- Born: Around 1973/1974 Kabul, Afghanistan
- Died: February 26, 2024
- Known for: Being imprisoned for twenty-five years by family members

= Nikbakht =

Nikbakht was an Afghan woman who had been imprisoned for about 25 years in a dark and dilapidated room in the city of Kabul, the capital of Afghanistan, by her brothers. She was rescued in 2023 by security forces affiliated with the Taliban administration and was transferred to Kabul's Wazir Akbar Khan Hospital for treatment.

== Background ==
Nikbakht, who was around fifty years old at the time of her rescue, had married many years earlier and, after separating from her husband, had returned to her brothers’ home. According to police statements, due to family disputes and incompatibility with the wife of one of her brothers, she was severely abused and kept in domestic confinement by them. Throughout this period, she lived in a room of about ten square meters without access to sunlight.

== Rescue operation ==
On 24 September 2023, Nikbakht's neighbors, after noticing signs of her presence in the house, informed the police of the Chahar Qala-e Wazirabad area. After receiving the report, Taliban security forces took action and rescued Nikbakht from a dark and contaminated room.

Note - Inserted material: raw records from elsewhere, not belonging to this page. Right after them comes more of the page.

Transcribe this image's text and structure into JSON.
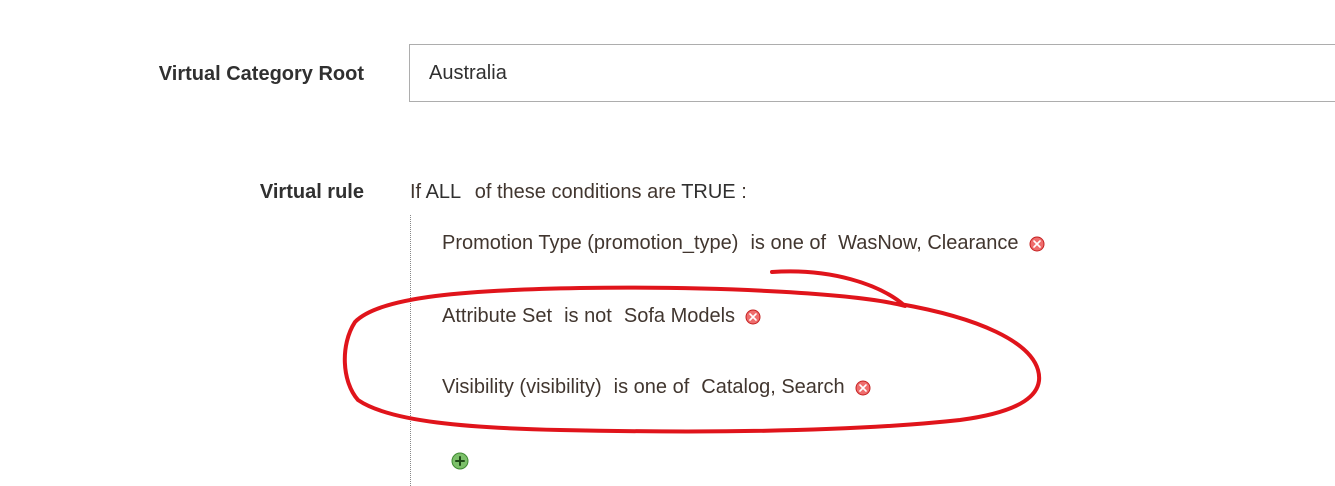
{
  "virtual_category_root": {
    "label": "Virtual Category Root",
    "value": "Australia"
  },
  "virtual_rule": {
    "label": "Virtual rule",
    "header": {
      "prefix": "If",
      "aggregator": "ALL",
      "middle": "of these conditions are",
      "value": "TRUE",
      "suffix": ":"
    },
    "conditions": [
      {
        "attribute": "Promotion Type (promotion_type)",
        "operator": "is one of",
        "value": "WasNow, Clearance"
      },
      {
        "attribute": "Attribute Set",
        "operator": "is not",
        "value": "Sofa Models"
      },
      {
        "attribute": "Visibility (visibility)",
        "operator": "is one of",
        "value": "Catalog, Search"
      }
    ]
  },
  "icons": {
    "remove": "remove-condition-icon",
    "add": "add-condition-icon"
  },
  "colors": {
    "remove_icon": "#e22626",
    "add_icon": "#5aa14a",
    "annotation": "#e0141b"
  }
}
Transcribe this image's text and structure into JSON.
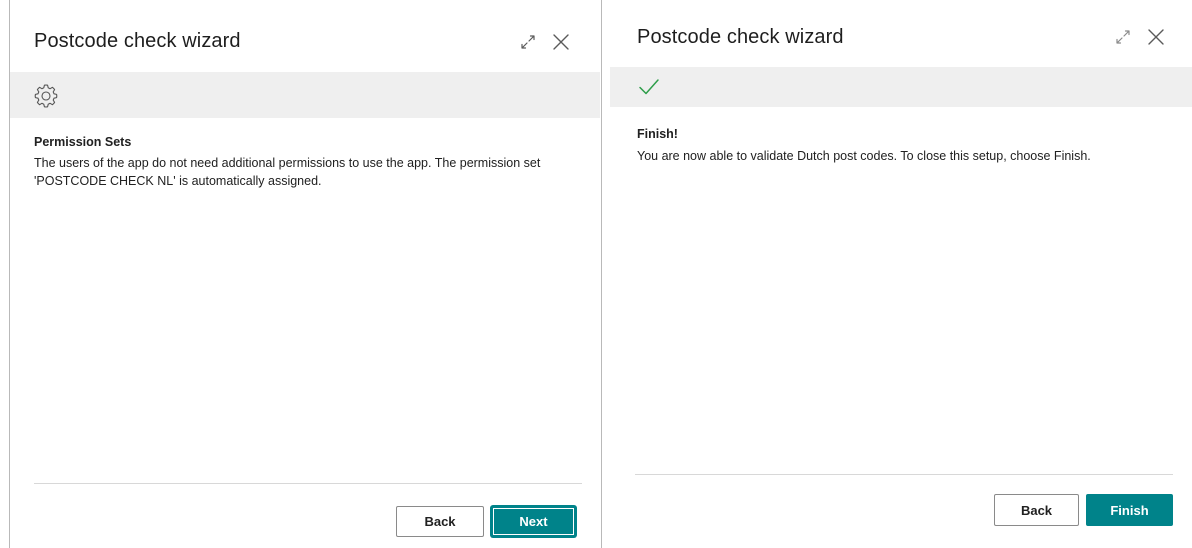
{
  "left_panel": {
    "title": "Postcode check wizard",
    "banner_icon": "gear-icon",
    "step_heading": "Permission Sets",
    "step_text": "The users of the app do not need additional permissions to use the app. The permission set 'POSTCODE CHECK NL' is automatically assigned.",
    "back_label": "Back",
    "next_label": "Next"
  },
  "right_panel": {
    "title": "Postcode check wizard",
    "banner_icon": "checkmark-icon",
    "step_heading": "Finish!",
    "step_text": "You are now able to validate Dutch post codes. To close this setup, choose Finish.",
    "back_label": "Back",
    "finish_label": "Finish"
  },
  "colors": {
    "accent": "#00838a",
    "banner_bg": "#efefef",
    "success": "#2e9e4a"
  }
}
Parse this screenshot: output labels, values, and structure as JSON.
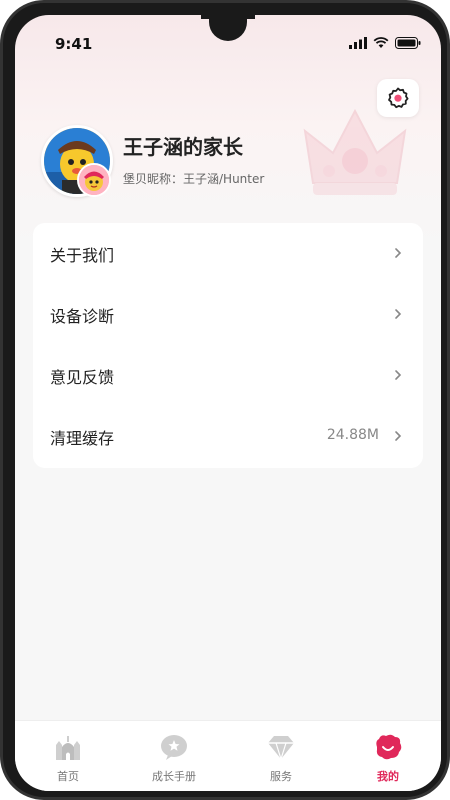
{
  "status_bar": {
    "time": "9:41"
  },
  "profile": {
    "parent_name": "王子涵的家长",
    "nickname_text": "堡贝昵称：王子涵/Hunter"
  },
  "menu": {
    "items": [
      {
        "label": "关于我们",
        "value": ""
      },
      {
        "label": "设备诊断",
        "value": ""
      },
      {
        "label": "意见反馈",
        "value": ""
      },
      {
        "label": "清理缓存",
        "value": "24.88M"
      }
    ]
  },
  "tabbar": {
    "active_color": "#e0285a",
    "items": [
      {
        "label": "首页",
        "icon": "castle-icon",
        "active": false
      },
      {
        "label": "成长手册",
        "icon": "handbook-icon",
        "active": false
      },
      {
        "label": "服务",
        "icon": "diamond-icon",
        "active": false
      },
      {
        "label": "我的",
        "icon": "smiley-icon",
        "active": true
      }
    ]
  }
}
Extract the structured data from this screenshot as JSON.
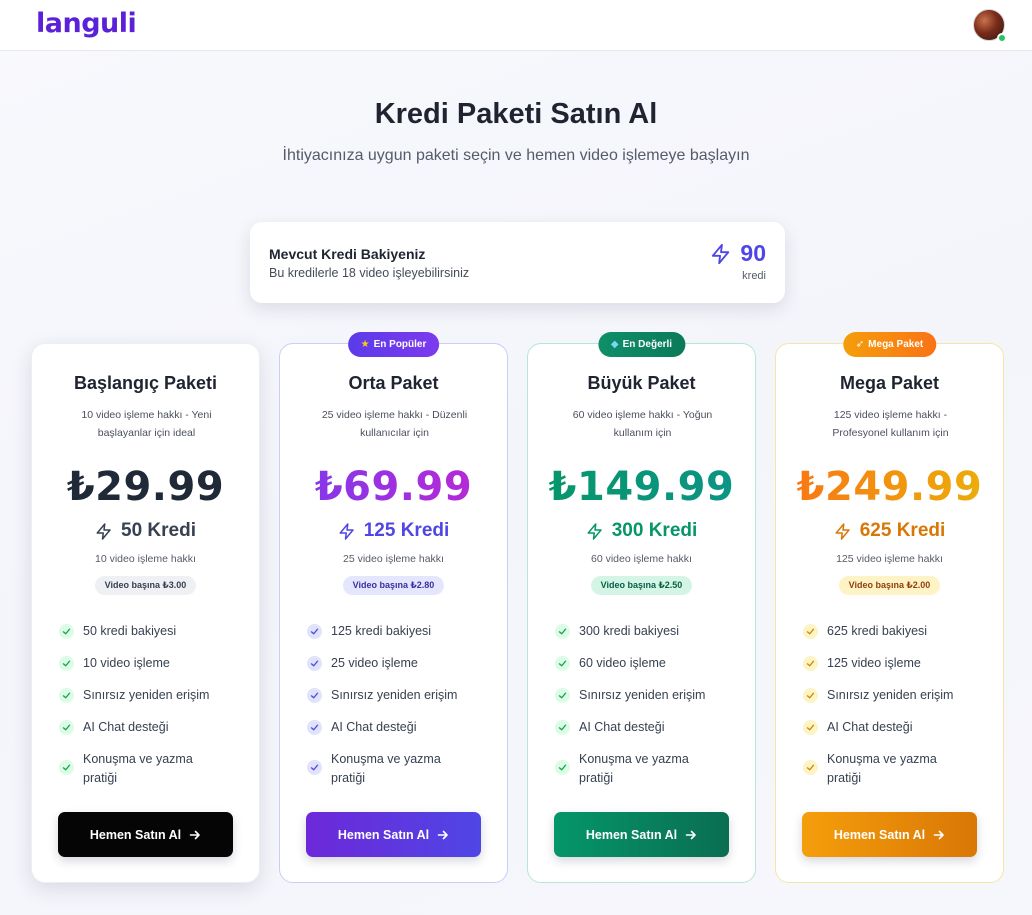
{
  "app": {
    "logo": "languli"
  },
  "header": {
    "title": "Kredi Paketi Satın Al",
    "subtitle": "İhtiyacınıza uygun paketi seçin ve hemen video işlemeye başlayın"
  },
  "balance": {
    "title": "Mevcut Kredi Bakiyeniz",
    "subtitle": "Bu kredilerle 18 video işleyebilirsiniz",
    "value": "90",
    "unit": "kredi"
  },
  "packages": [
    {
      "badge": "",
      "name": "Başlangıç Paketi",
      "description": "10 video işleme hakkı - Yeni başlayanlar için ideal",
      "price": "₺29.99",
      "credits": "50 Kredi",
      "video_count": "10 video işleme hakkı",
      "per_video": "Video başına ₺3.00",
      "features": [
        "50 kredi bakiyesi",
        "10 video işleme",
        "Sınırsız yeniden erişim",
        "AI Chat desteği",
        "Konuşma ve yazma pratiği"
      ],
      "button": "Hemen Satın Al",
      "accent": "#1f2937"
    },
    {
      "badge": "En Popüler",
      "name": "Orta Paket",
      "description": "25 video işleme hakkı - Düzenli kullanıcılar için",
      "price": "₺69.99",
      "credits": "125 Kredi",
      "video_count": "25 video işleme hakkı",
      "per_video": "Video başına ₺2.80",
      "features": [
        "125 kredi bakiyesi",
        "25 video işleme",
        "Sınırsız yeniden erişim",
        "AI Chat desteği",
        "Konuşma ve yazma pratiği"
      ],
      "button": "Hemen Satın Al",
      "accent": "#4f46e5"
    },
    {
      "badge": "En Değerli",
      "name": "Büyük Paket",
      "description": "60 video işleme hakkı - Yoğun kullanım için",
      "price": "₺149.99",
      "credits": "300 Kredi",
      "video_count": "60 video işleme hakkı",
      "per_video": "Video başına ₺2.50",
      "features": [
        "300 kredi bakiyesi",
        "60 video işleme",
        "Sınırsız yeniden erişim",
        "AI Chat desteği",
        "Konuşma ve yazma pratiği"
      ],
      "button": "Hemen Satın Al",
      "accent": "#059669"
    },
    {
      "badge": "Mega Paket",
      "name": "Mega Paket",
      "description": "125 video işleme hakkı - Profesyonel kullanım için",
      "price": "₺249.99",
      "credits": "625 Kredi",
      "video_count": "125 video işleme hakkı",
      "per_video": "Video başına ₺2.00",
      "features": [
        "625 kredi bakiyesi",
        "125 video işleme",
        "Sınırsız yeniden erişim",
        "AI Chat desteği",
        "Konuşma ve yazma pratiği"
      ],
      "button": "Hemen Satın Al",
      "accent": "#d97706"
    }
  ],
  "icons": {
    "bolt": "bolt-icon",
    "check": "check-icon",
    "arrow": "arrow-right-icon",
    "star": "star-icon",
    "gem": "gem-icon",
    "rocket": "rocket-icon"
  }
}
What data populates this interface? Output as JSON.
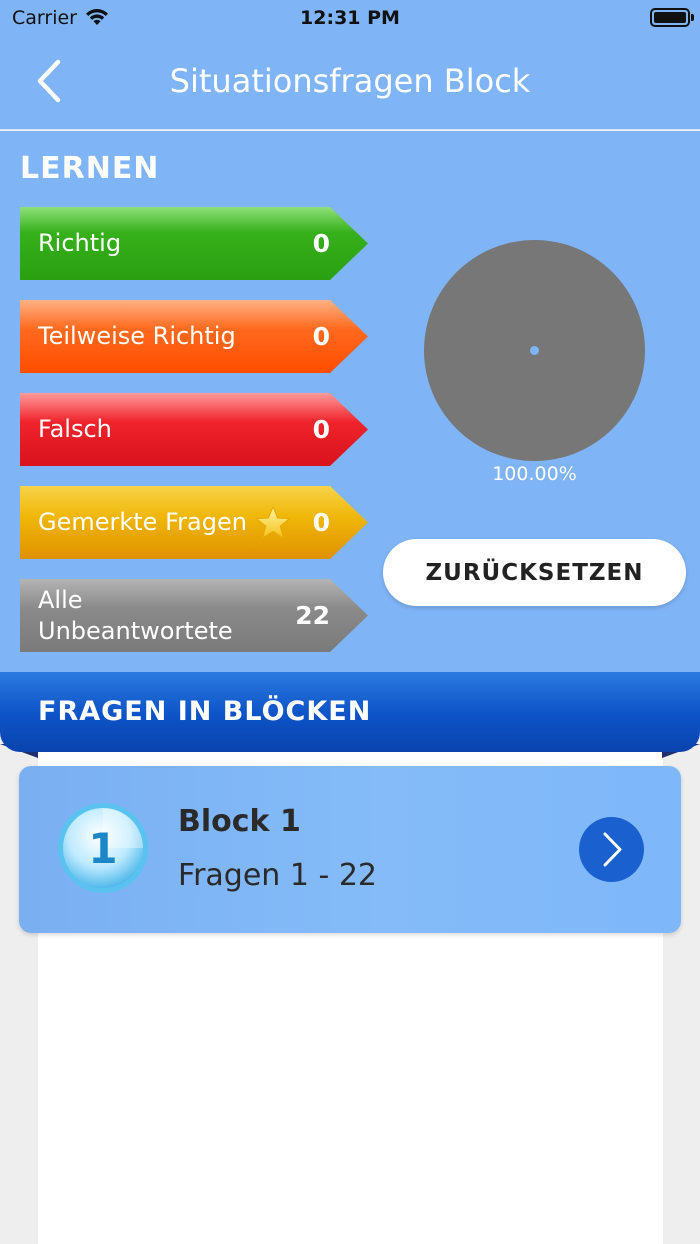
{
  "statusbar": {
    "carrier": "Carrier",
    "time": "12:31 PM",
    "wifi_icon": "wifi-icon",
    "battery_icon": "battery-icon"
  },
  "navbar": {
    "title": "Situationsfragen Block",
    "back_icon": "chevron-left-icon"
  },
  "learn": {
    "heading": "LERNEN",
    "categories": [
      {
        "label": "Richtig",
        "count": "0",
        "color": "#2aa012"
      },
      {
        "label": "Teilweise Richtig",
        "count": "0",
        "color": "#ff4d00"
      },
      {
        "label": "Falsch",
        "count": "0",
        "color": "#d8121c"
      },
      {
        "label": "Gemerkte Fragen",
        "count": "0",
        "color": "#e09200",
        "icon": "star-icon"
      },
      {
        "label": "Alle\nUnbeantwortete",
        "count": "22",
        "color": "#7a7a7a"
      }
    ],
    "chart": {
      "percent_label": "100.00%",
      "percent_value": 100,
      "color": "#777777"
    },
    "reset_label": "ZURÜCKSETZEN"
  },
  "blocks_section": {
    "heading": "FRAGEN IN BLÖCKEN",
    "items": [
      {
        "number": "1",
        "title": "Block 1",
        "subtitle": "Fragen 1 - 22",
        "icon": "chevron-right-icon"
      }
    ]
  },
  "colors": {
    "primary_bg": "#7fb4f7",
    "ribbon": "#0d52c6",
    "button_accent": "#1a60cf"
  }
}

Abdul Rahim Ajmal, the police chief of Kabul's District Ten, stated that four of Nikbakht's brothers were arrested following the incident. According to him, the room where she had been kept was in extremely poor condition; its floor was covered with trash and feces, and its ceiling was covered in cobwebs. Her family used a small hole under the window to give her food, and she had not bathed for years, living only in old, worn-out clothes.

== Post-rescue condition ==
After being rescued, Nikbakht was transferred to Kabul's Wazir Akbar Khan Hospital and placed under immediate medical care. According to the doctors, she arrived with severe malnutrition and physical weakness, and she was unable to speak or move. Roya Behzad, one of the hospital's physicians, stated that after several days of treatment, Nikbakht's condition gradually improved, and she became able to speak and eat.

Khadem Hussain Hosseini, the local community elder, stated that Nikbakht's family had no contact with other residents of the neighborhood, and people were unaware of her condition. He added that the situation was first discovered when children, during play, mentioned the presence of a “madwoman” in the house, which led to the revelation of the case. Ghulam Sakhi, one of Nikbakht's brothers and one of those responsible for her prolonged confinement, expressed remorse in interviews with the media.

== Death ==
On 26 February 2024, Nikbakht died from illness at her home in Kabul. Khalid Zadran, spokesperson for the Taliban police, stated that she had been under treatment for some time and her condition was improving, but she suddenly deteriorated and passed away.